North Carolina appeals court allows new use of HIPAA in lawsuit
■ The patient sued the physician for negligence to get around a federal ruling against direct HIPAA privacy lawsuits.
By Amy Lynn Sorrel — Posted March 12, 2007
A North Carolina appeals court ruling suggests an alternate route patients may take to sue physicians for HIPAA violations, in spite of a 2006 federal decision that essentially closed the door on lawsuits brought directly under the privacy statute, experts warn.
The plaintiff in the case, Heather D. Acosta, was an employee and a patient at a psychiatric clinic, according to court records. She sued the clinic's owner, David R. Faber II, MD, in May 2005 for giving his medical records access password to an office manager. That person later disclosed Acosta's confidential information to a third party without her consent.
But rather than filing suit against Dr. Faber directly under HIPAA, Acosta sued him for negligence for giving the password to unauthorized personnel. The lawsuit accuses Dr. Faber of breaching his duty under the privacy regulations established under HIPAA and the rules adopted at the hospital system where the medical records are stored. Acosta alleges that he should have known that his negligence would cause her emotional distress.
A trial court dismissed the lawsuit, saying HIPAA did not create a private right of action. But the North Carolina Court of Appeals in December 2006 reversed that ruling. The appeals court said the patient was not making her claim under HIPAA; rather, she was using the privacy statute to establish the standard of care that Dr. Faber should have followed.

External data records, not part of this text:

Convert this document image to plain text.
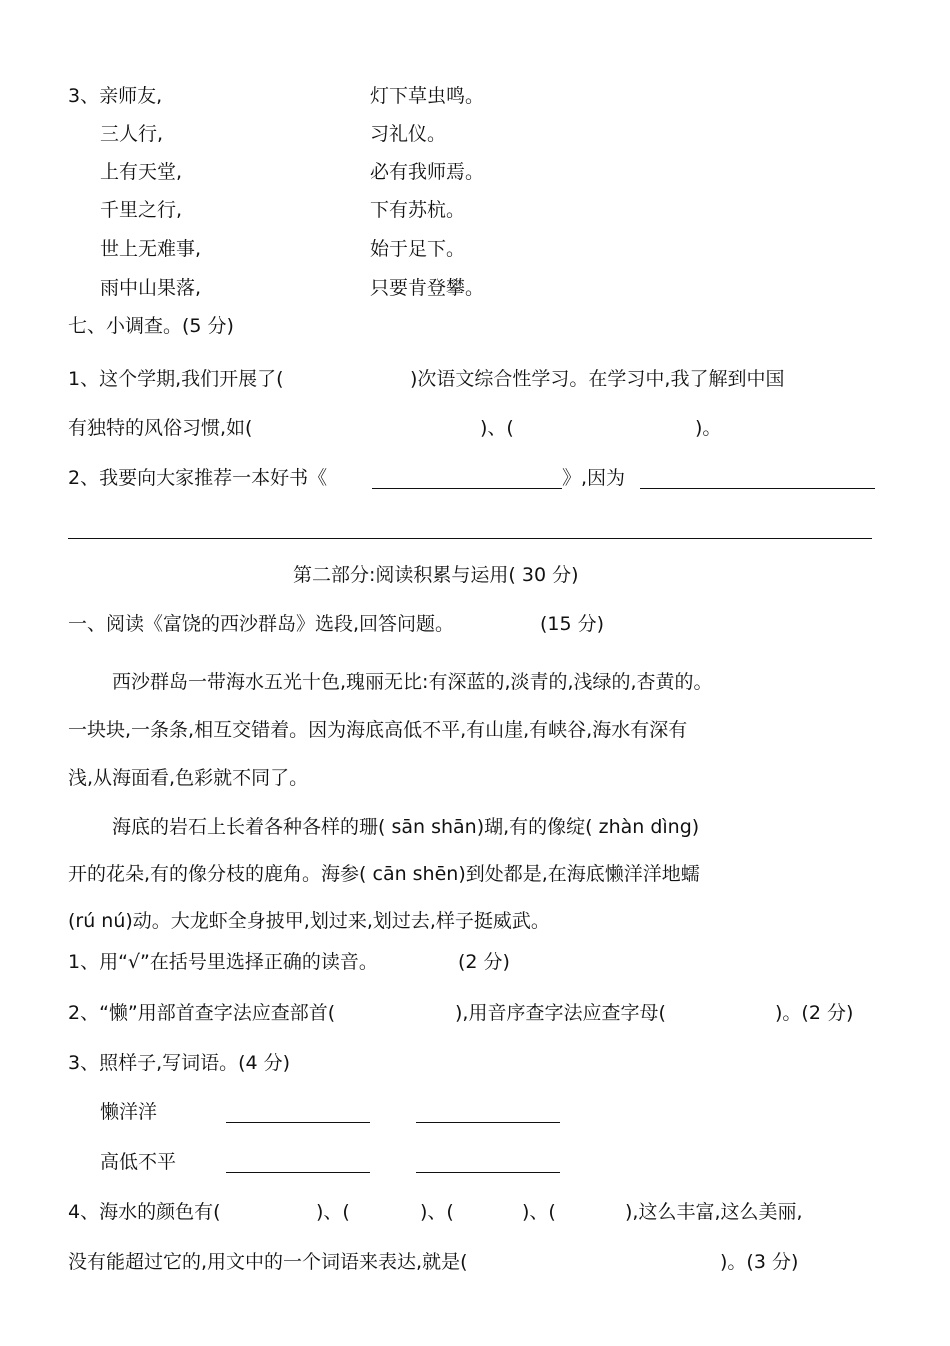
3、亲师友,	灯下草虫鸣。
三人行,	习礼仪。
上有天堂,	必有我师焉。
千里之行,	下有苏杭。
世上无难事,	始于足下。
雨中山果落,	只要肯登攀。
七、小调查。(5 分)
1、这个学期,我们开展了(	)次语文综合性学习。在学习中,我了解到中国
有独特的风俗习惯,如(	)、(	)。
2、我要向大家推荐一本好书《	》,因为
第二部分:阅读积累与运用( 30 分)
一、阅读《富饶的西沙群岛》选段,回答问题。	(15 分)
西沙群岛一带海水五光十色,瑰丽无比:有深蓝的,淡青的,浅绿的,杏黄的。
一块块,一条条,相互交错着。因为海底高低不平,有山崖,有峡谷,海水有深有
浅,从海面看,色彩就不同了。
海底的岩石上长着各种各样的珊( sān shān)瑚,有的像绽( zhàn dìng)
开的花朵,有的像分枝的鹿角。海参( cān shēn)到处都是,在海底懒洋洋地蠕
(rú nú)动。大龙虾全身披甲,划过来,划过去,样子挺威武。
1、用“√”在括号里选择正确的读音。	(2 分)
2、“懒”用部首查字法应查部首(	),用音序查字法应查字母(	)。(2 分)
3、照样子,写词语。(4 分)
懒洋洋
高低不平
4、海水的颜色有(	)、(	)、(	)、(	),这么丰富,这么美丽,
没有能超过它的,用文中的一个词语来表达,就是(	)。(3 分)
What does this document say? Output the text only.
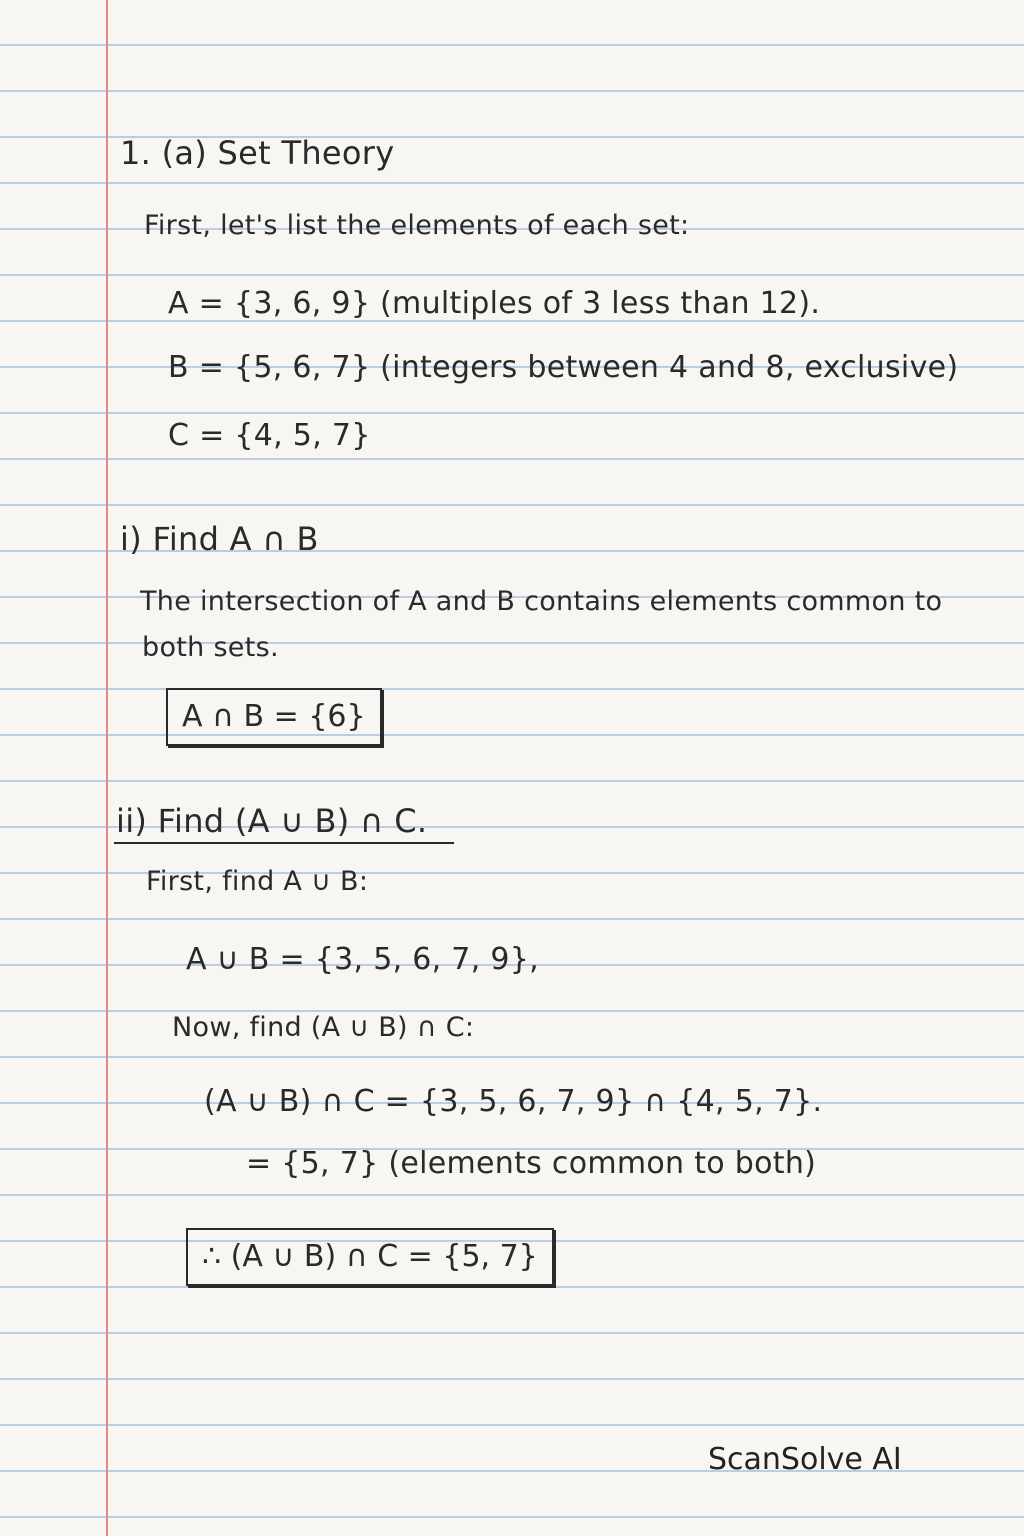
1. (a) Set Theory
First, let's list the elements of each set:
A = {3, 6, 9} (multiples of 3 less than 12).
B = {5, 6, 7} (integers between 4 and 8, exclusive)
C = {4, 5, 7}
i) Find A ∩ B
The intersection of A and B contains elements common to
both sets.
A ∩ B = {6}
ii) Find (A ∪ B) ∩ C.
First, find A ∪ B:
A ∪ B = {3, 5, 6, 7, 9},
Now, find (A ∪ B) ∩ C:
(A ∪ B) ∩ C = {3, 5, 6, 7, 9} ∩ {4, 5, 7}.
= {5, 7} (elements common to both)
∴ (A ∪ B) ∩ C = {5, 7}
ScanSolve AI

"Plaintiff cites to HIPAA as evidence of the appropriate standard of care, a necessary element of negligence," the opinion states. "Since plaintiff made no HIPAA claim, HIPAA is inapplicable beyond providing evidence of the duty of care owed by Dr. Faber with regards to the privacy of plaintiff's medical records." The court allowed the lawsuit to go forward. No trial date has been set.
Starting a new trend?
Legal experts could not immediately recall any similar rulings and said the North Carolina decision may set a precedent for other plaintiff attorneys to follow when filing privacy cases.
"What this case does is substitute the HIPAA standard for a jury's assessment of whether the doctor exercised reasonable care to prevent whatever was going to happen," said Philip H. Lebowitz, a HIPAA lawyer and partner with Philadelphia-based Duane Morris LLP.
He said the legal tactic is one that plaintiff attorneys likely will pick up, particularly in light of a November 2006 ruling by the 5th U.S. Circuit Court of Appeals. That decision was the first at the federal level to affirm that patients cannot sue directly under the statute. But judges intimated that patients could continue to bring privacy claims in state court.
Health lawyer Gregory D. Frost said the North Carolina ruling may be a first step toward using a HIPAA violation as the basis of a lawsuit.
He said the appeals court assumed that HIPAA set the standard for negligent conduct. But other courts, depending on states' legal standards, still could question if the federal regulation was intended to prevent a specific harm to patients, noted Frost, a HIPAA expert with Adams and Reese LLP in Baton Rouge, La.
"It's fair to say the original statute was never meant to set a standard that negligence was to be judged against," he said. "Ultimately we are going to get there, because the people these regulations are designed to protect are the same people who are injured when they are not followed. But it's something that courts might quibble over."
The plaintiff attorney in the case, Larry C. Economos, insisted that HIPAA clearly sets out a duty by which doctors must abide and a baseline for negligent conduct. "This was a doctor who had a duty not to violate [Acosta's] privacy," the Greenville, N.C. attorney said.
The appeals court also rejected the doctor's claim that the patient was essentially filing a medical liability case, Economos said. Judges found that providing the password qualified as an administrative action, not one involving direct patient care, according to the ruling.
Dr. Faber's attorneys declined to comment for the story.
Doctors who might have let their guard down thinking patients cannot sue them under HIPAA need to make sure their policies and procedures for authorized medical records access are tight, legal experts warn.
"The likelihood that individuals may use HIPAA in this way to seek redress warrants people's attention," Lebowitz said.